Throwing and centering

"You center the clay by centering yourself."
The Spirit of Clay, Robert Piepenburg


Inhale. Acknowledge the tension you've accumulated from a stressful day.  Let go of the breath. Let go of the tension.  Inhale. Make contact with the spinning clay. Lean in. Focus. Exhale. Center. 
Teardrop vessel.  Wheel thrown,
carved and soda fired.
Throwing take a series of slow and deliberate actions. Clay can't be rushed. It doesn't like being rushed. When you do something the clay doesn't like, it'll let you know. Usually in some catastrophic way.

Inhale. Open the clay. Exhale. slow down the wheel. Raise the wall. Feel the rhythm of the wheel. Visualize the shape. Focus.  Move slowly in rhythm with the clay. Check your energy. Stay centered. Be aware of yourself. 

When you approach the clay, slow and deliberate actions become automatic. Checking your energy also becomes automatic. If you approach the clay with anything other than calm, your rushed actions will cause a will cause the clay to become off centered and your pots may fail. 

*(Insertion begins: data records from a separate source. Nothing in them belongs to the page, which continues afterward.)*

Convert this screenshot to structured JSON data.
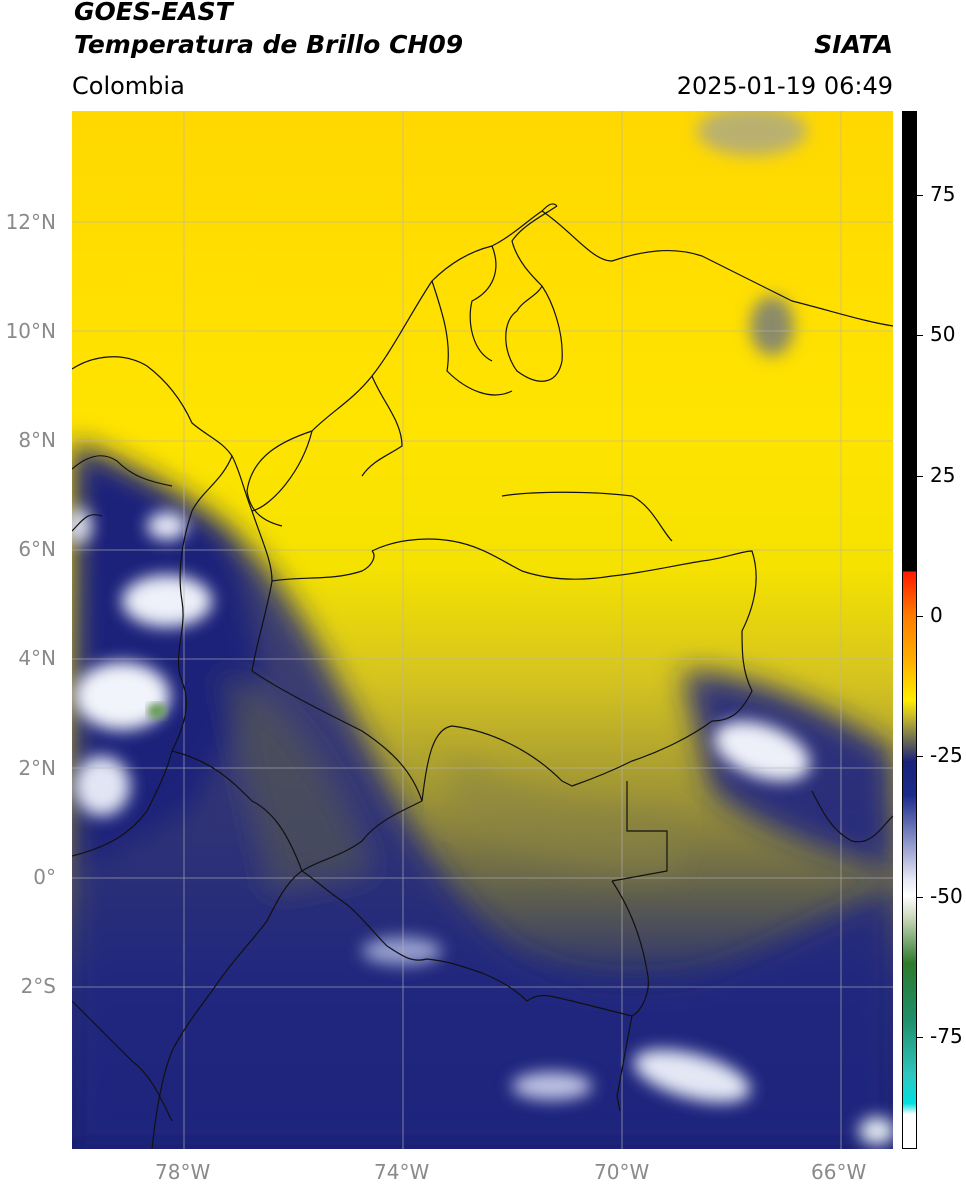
{
  "header": {
    "satellite": "GOES-EAST",
    "product": "Temperatura de Brillo CH09",
    "agency": "SIATA",
    "region": "Colombia",
    "datetime": "2025-01-19 06:49"
  },
  "map": {
    "lat_ticks": [
      {
        "value": 12,
        "label": "12°N"
      },
      {
        "value": 10,
        "label": "10°N"
      },
      {
        "value": 8,
        "label": "8°N"
      },
      {
        "value": 6,
        "label": "6°N"
      },
      {
        "value": 4,
        "label": "4°N"
      },
      {
        "value": 2,
        "label": "2°N"
      },
      {
        "value": 0,
        "label": "0°"
      },
      {
        "value": -2,
        "label": "2°S"
      }
    ],
    "lon_ticks": [
      {
        "value": -78,
        "label": "78°W"
      },
      {
        "value": -74,
        "label": "74°W"
      },
      {
        "value": -70,
        "label": "70°W"
      },
      {
        "value": -66,
        "label": "66°W"
      }
    ],
    "colors": {
      "warm": "#ffe300",
      "warmest": "#ffd400",
      "olive": "#b5a92d",
      "grey_olive": "#6a6a48",
      "cold_navy": "#1a237a",
      "deep_navy": "#141e6e",
      "cloud_white": "#e8ecf6",
      "border": "#111111",
      "grid": "#b4b4b4"
    }
  },
  "colorbar": {
    "ticks": [
      {
        "value": 75,
        "label": "75"
      },
      {
        "value": 50,
        "label": "50"
      },
      {
        "value": 25,
        "label": "25"
      },
      {
        "value": 0,
        "label": "0"
      },
      {
        "value": -25,
        "label": "-25"
      },
      {
        "value": -50,
        "label": "-50"
      },
      {
        "value": -75,
        "label": "-75"
      }
    ],
    "range": [
      -95,
      90
    ],
    "stops": [
      {
        "value": 90,
        "color": "#000000"
      },
      {
        "value": 8,
        "color": "#000000"
      },
      {
        "value": 7.9,
        "color": "#ff1a00"
      },
      {
        "value": 0,
        "color": "#ff7d00"
      },
      {
        "value": -8,
        "color": "#ffb000"
      },
      {
        "value": -15,
        "color": "#ffee00"
      },
      {
        "value": -18,
        "color": "#c7b82a"
      },
      {
        "value": -22,
        "color": "#6e6e52"
      },
      {
        "value": -26,
        "color": "#1a237a"
      },
      {
        "value": -32,
        "color": "#1c2a8c"
      },
      {
        "value": -40,
        "color": "#8890c8"
      },
      {
        "value": -47,
        "color": "#e6e8f4"
      },
      {
        "value": -50,
        "color": "#ffffff"
      },
      {
        "value": -54,
        "color": "#c9d7b9"
      },
      {
        "value": -62,
        "color": "#2e7a2c"
      },
      {
        "value": -72,
        "color": "#1f8f6a"
      },
      {
        "value": -82,
        "color": "#2ec7c0"
      },
      {
        "value": -87,
        "color": "#00e0e0"
      },
      {
        "value": -89,
        "color": "#ffffff"
      },
      {
        "value": -95,
        "color": "#ffffff"
      }
    ]
  }
}
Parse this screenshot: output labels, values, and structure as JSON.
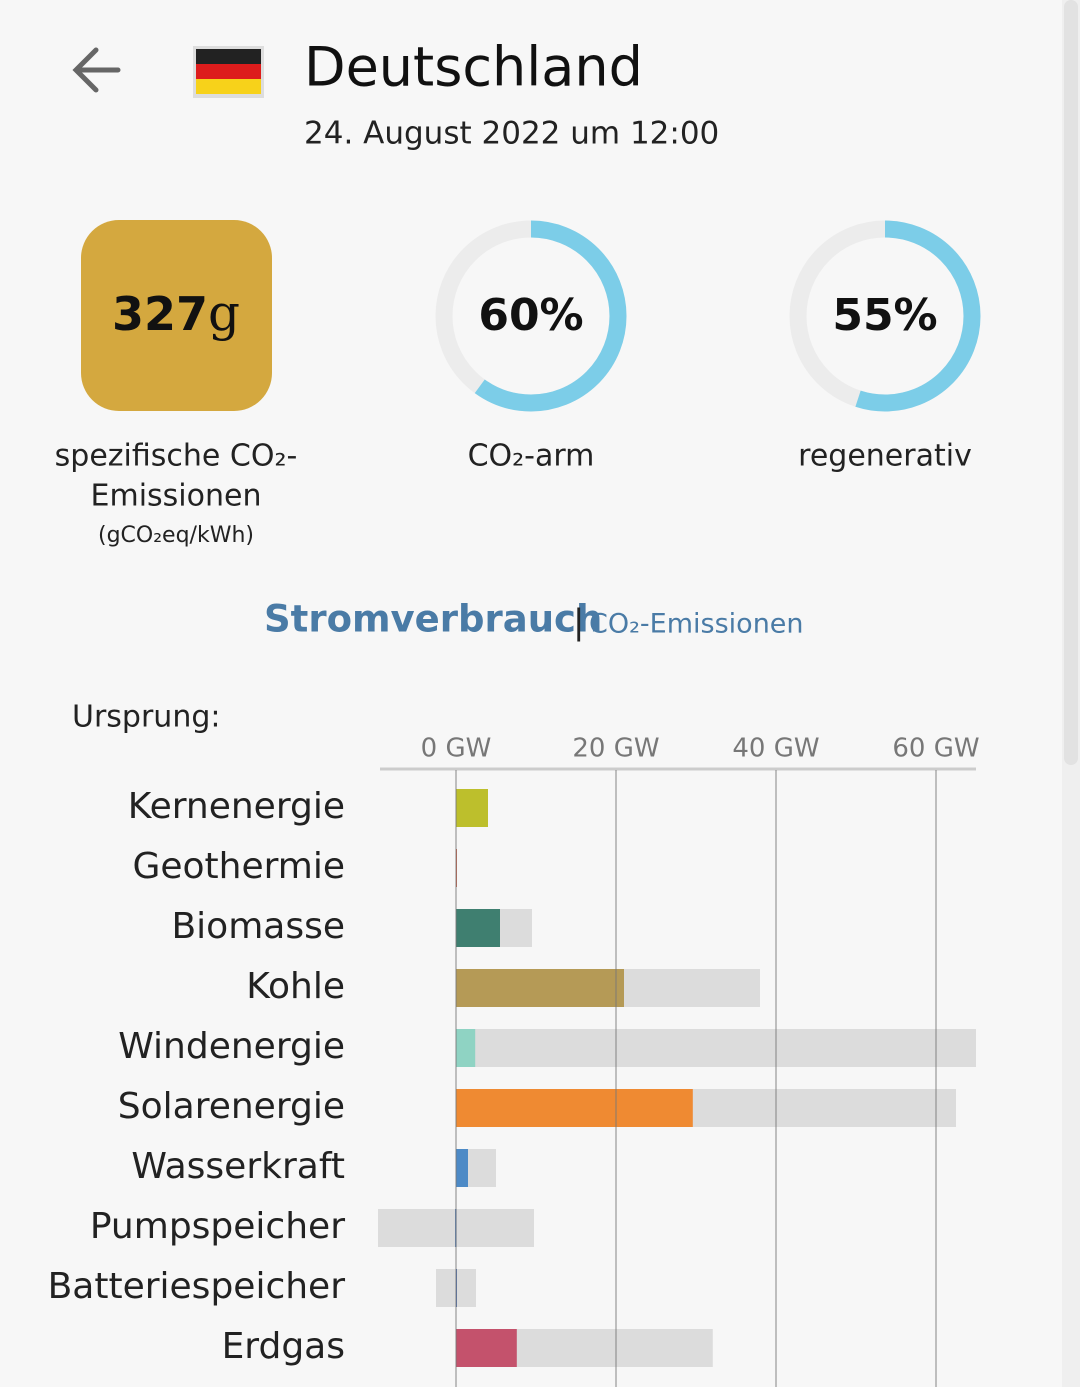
{
  "header": {
    "title": "Deutschland",
    "date": "24. August 2022 um 12:00"
  },
  "metrics": [
    {
      "value": 327,
      "unit": "g",
      "label_lines": [
        "spezifische CO₂-",
        "Emissionen"
      ],
      "sublabel": "(gCO₂eq/kWh)",
      "color": "#d4a83f"
    },
    {
      "value": {
        "value": 60,
        "label": "60%"
      },
      "label": "CO₂-arm",
      "color": "#7ccde8"
    },
    {
      "value": {
        "value": 55,
        "label": "55%"
      },
      "label": "regenerativ",
      "color": "#7ccde8"
    }
  ],
  "tabs": {
    "active": "Stromverbrauch",
    "separator": "|",
    "other": "CO₂-Emissionen"
  },
  "chart_data": {
    "type": "bar",
    "orientation": "horizontal",
    "title": "Ursprung:",
    "categories": [
      "Kernenergie",
      "Geothermie",
      "Biomasse",
      "Kohle",
      "Windenergie",
      "Solarenergie",
      "Wasserkraft",
      "Pumpspeicher",
      "Batteriespeicher",
      "Erdgas"
    ],
    "values": [
      4,
      0,
      5.5,
      21,
      2.4,
      29.6,
      1.5,
      -0.1,
      0,
      7.6
    ],
    "colors": [
      "#bdbf2c",
      "#c9614a",
      "#3f7f70",
      "#b59a56",
      "#8fd3c3",
      "#ef8a32",
      "#4d8ac6",
      "#3c6fb0",
      "#4d6fb0",
      "#c4526c"
    ],
    "capacity": [
      4,
      0.1,
      9.5,
      38,
      65,
      62.5,
      5,
      9.75,
      2.5,
      32.1
    ],
    "capacity_min": [
      0,
      0,
      0,
      0,
      0,
      0,
      0,
      -9.75,
      -2.5,
      0
    ],
    "capacity_color": "#dcdcdc",
    "xlim": [
      -9.5,
      65
    ],
    "xticks": [
      {
        "value": 0,
        "label": "0 GW"
      },
      {
        "value": 20,
        "label": "20 GW"
      },
      {
        "value": 40,
        "label": "40 GW"
      },
      {
        "value": 60,
        "label": "60 GW"
      }
    ],
    "grid": true
  }
}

Never at any point do you allow yourself to do anything that strays from being centered, purposeful, and deliberate. When you stop paying attention, your work will go awry. This is a habit the clay has taught me. In many ways this is what drew me to clay. In my youth, centeredness was something that I always valued, and centering myself was something that I did to an extent but not very well. The clay helped me to hone that. Now I check my energy during the day, ensuring that my actions are purposeful and deliberate. I watch, assess, and address what's in front of me slowly and thoughtfully. 

Saturday, March 14, 2015

Creating

Creating means seeing the vision of what you want in your head long enough to make it real.  It means problem solving your way through the limitations of your media and pushing the limits of your own skills and abilities. 
Bottle.  Slip textured and soda fired.



This is the same process we use to deliberately create and recreate ourselves.  We hold in our head the vision of the person we want to be, becoming hyper-aware of our habits  and our ways of thinking, then retraining ourselves to suit our vision.  We problem solve our way through this retraining process as we think our way beyond our perceived physical, emotional, and spiritual limitations, and allowing our personal perspective to evolve. We identify the untruths we tell ourselves which defend our current realities so we can adopt the truths that will nurture us and make us whole. 

I realize the process is simply stated and does not capture the large amount of spiritual energy it takes to create, but this is part of our life's journey. It is part of the process in evolving into higher spiritual beings. From personal experience, I can say the continuing journey is not only amazingly rewarding, but as with all things, the more you practice the process, the easier it becomes. 

Socrates said the un-examined life is not worth living.  I would like to add that the un-evolved spirit dooms one to a personal hell

Sunday, March 1, 2015

My Second Job

Large Vase.  Approx 22" tall
When I was getting my teaching certificate at Chicago State University, Alain Gavin told me when you're trying to make a name for yourself in art it's really like having two jobs. Your first job, your bread and butter job, allows you to eat and pay your rent. Your second job is your art. He said the hard part is when you come home tired from your first job, you have to have enough discipline to go to your second job.  I've talked to many artists and this seems to be the common experience.

I love the summer because my bread and butter job is on the back burner and I can concentrate on doing artwork. Right now is art fair planning season and I can't help but to look forward to warmer days and art fairs. I will kick off the summer with the Park Ridge Art Fair.  In the meantime, while I'm waiting for the thaw, I'm making work that takes forever to do- the type of creative nonfunctional work that pushes my skill and my knowledge of my media.